When it comes to fixing things around the house, my skill level falls somewhere between “expert” and “bungling.”
Hang a picture to the exacting standards of my 13-year-old daughter, Emily? No problem. Install a ceiling fan in a bedroom? Please… you may as well ask me to remove one of your kidneys.
And so earlier this week, when my wife Linda informed me that, “The clothes dryer is turning, but it’s not giving off any heat,” I had to first decide whether or not this was something I could tackle.
The truth is, fixing a dryer is the kind of thing I’d normally stay away from: It’s fairly complicated (What if I can’t put it back together?); it involves electricity (What if I kill myself or, even worse, short out the TV during the Olympics?); and, as a man who’s already down to wearing the underwear that lives way in the back of the dresser, time is of the essence.
But before I turned down the assignment, I figured it was worth at least a cursory Google search, to see if there might be some helpful information online.
Was there ever. It took me just a few minutes to find this free, 17-segment, step-by-step video series on how to repair my dryer. Not just any dryer either… my exact model.
James, the man on the video, showed me how to take it apart, how to troubleshoot the problem (broken heating element) and how to put it all back together. I ordered the part online, got it in the mail yesterday, and as of 9:43 a.m. this morning, I am back to wearing toasty warm, dry clothing.
I don’t mind telling you that at this particular moment, there is no one I am more in love with than James the dryer fix-it guy. Not only did he save me a bunch of money, his simple, clear instructions made the entire process pain free (even fun).
So let me ask you a couple of questions. Do you think that if I had an appliance problem in the future that was too complicated for me that I might be inclined to hire James? Do you think that if you had an appliance problem that I might be inclined to tell you about him?
I’m really hoping you said yes to both questions. Because that’s the point of all this. Giving away free, no-strings-attached information remains, in my view, the single most effective marketing tool for those of us in the “expert” business.
Whether you’re a coach, attorney, financial planner or dryer fix-it guy, the best way to sell to me is to first, help me.
Why? Three reasons
- It’s an opportunity to share your point of view.
I’m guessing there aren’t too many possible variations in how one might troubleshoot and fix a dryer heating element. In terms of the work you and I do, on the other hand, the possibilities are endless.
And so while it might be helpful, for example, to know that you run a healthcare executive placement firm, it doesn’t tell me much about your perspective or approach. Reading your thought piece on how to deal with “High Maintenance Executives,” however, does. It’s a “free sample” of the service you sell.
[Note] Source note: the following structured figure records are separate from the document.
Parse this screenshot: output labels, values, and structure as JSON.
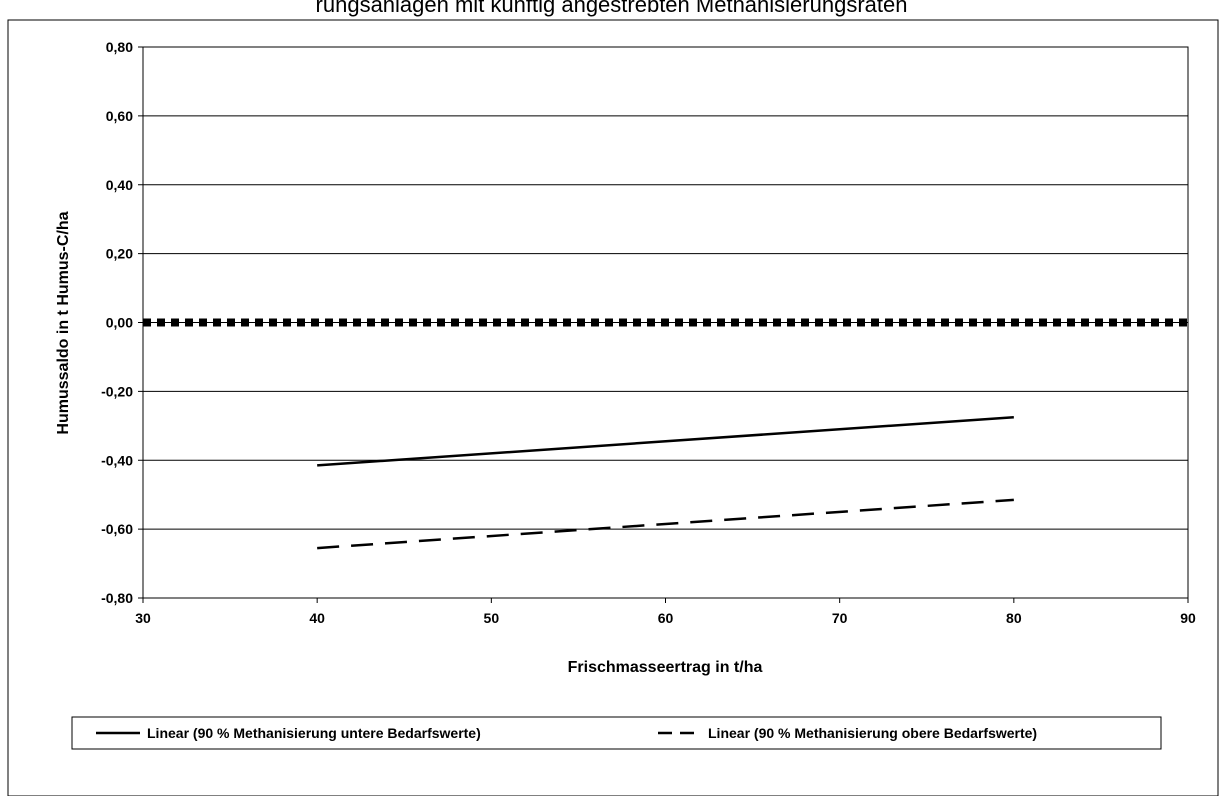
{
  "chart_data": {
    "type": "line",
    "title": "rungsanlagen mit künftig angestrebten Methanisierungsraten",
    "xlabel": "Frischmasseertrag in t/ha",
    "ylabel": "Humussaldo in t Humus-C/ha",
    "xlim": [
      30,
      90
    ],
    "ylim": [
      -0.8,
      0.8
    ],
    "x_ticks": [
      "30",
      "40",
      "50",
      "60",
      "70",
      "80",
      "90"
    ],
    "y_ticks": [
      "0,80",
      "0,60",
      "0,40",
      "0,20",
      "0,00",
      "-0,20",
      "-0,40",
      "-0,60",
      "-0,80"
    ],
    "grid": true,
    "legend_position": "bottom",
    "series": [
      {
        "name": "Linear (90 % Methanisierung untere Bedarfswerte)",
        "style": "solid",
        "x": [
          40,
          80
        ],
        "y": [
          -0.415,
          -0.275
        ]
      },
      {
        "name": "Linear (90 % Methanisierung obere Bedarfswerte)",
        "style": "dashed",
        "x": [
          40,
          80
        ],
        "y": [
          -0.655,
          -0.515
        ]
      }
    ],
    "reference_line": {
      "y": 0.0,
      "style": "dotted"
    }
  },
  "colors": {
    "line": "#000000",
    "grid": "#000000",
    "background": "#ffffff"
  }
}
- It’s an opportunity to share your personality.
It only took me one or two video segments to know that I liked James. Partly because of his British accent, of course. We Americans can’t help but equate this sound with intelligence and all around good guy-ness. But it was mostly about his manner.
For example, he offered suggestions on where to buy parts (“Don’t go to Sears, it will cost you an arm and a leg.”), apologized whenever his hand had to momentarily block the camera, and even pointed out places on the dryer where the edges might be particularly sharp.
He wasn’t just knowledgeable, he was likeable. I could read about his technical qualifications and experience all day, but it was his personality that made me eager to hire him in the future.
- It’s an opportunity to spread the word.
When you distribute free information – whether in the form of an E-Newsletter, thought piece, podcast, audio CD or whatever – and you invite people to “pass it along,” you’re giving them a vehicle for telling others about you.
But they don’t do it because they have any particular interest in helping you. They do it because they want to help whomever they’re passing it along to. Business information in particular, has got to be useful if it’s going to have legs.
Here’s the bottom line. As someone who trades in “expert-i-ness” I understand your hesitancy to share too much of it for free… it can feel like you’re giving away your value and reducing the need for your services.
In my experience, however, the exact opposite is true. The more good, shareable information you can give away to more people, the faster some of them will come back, eager to hire you.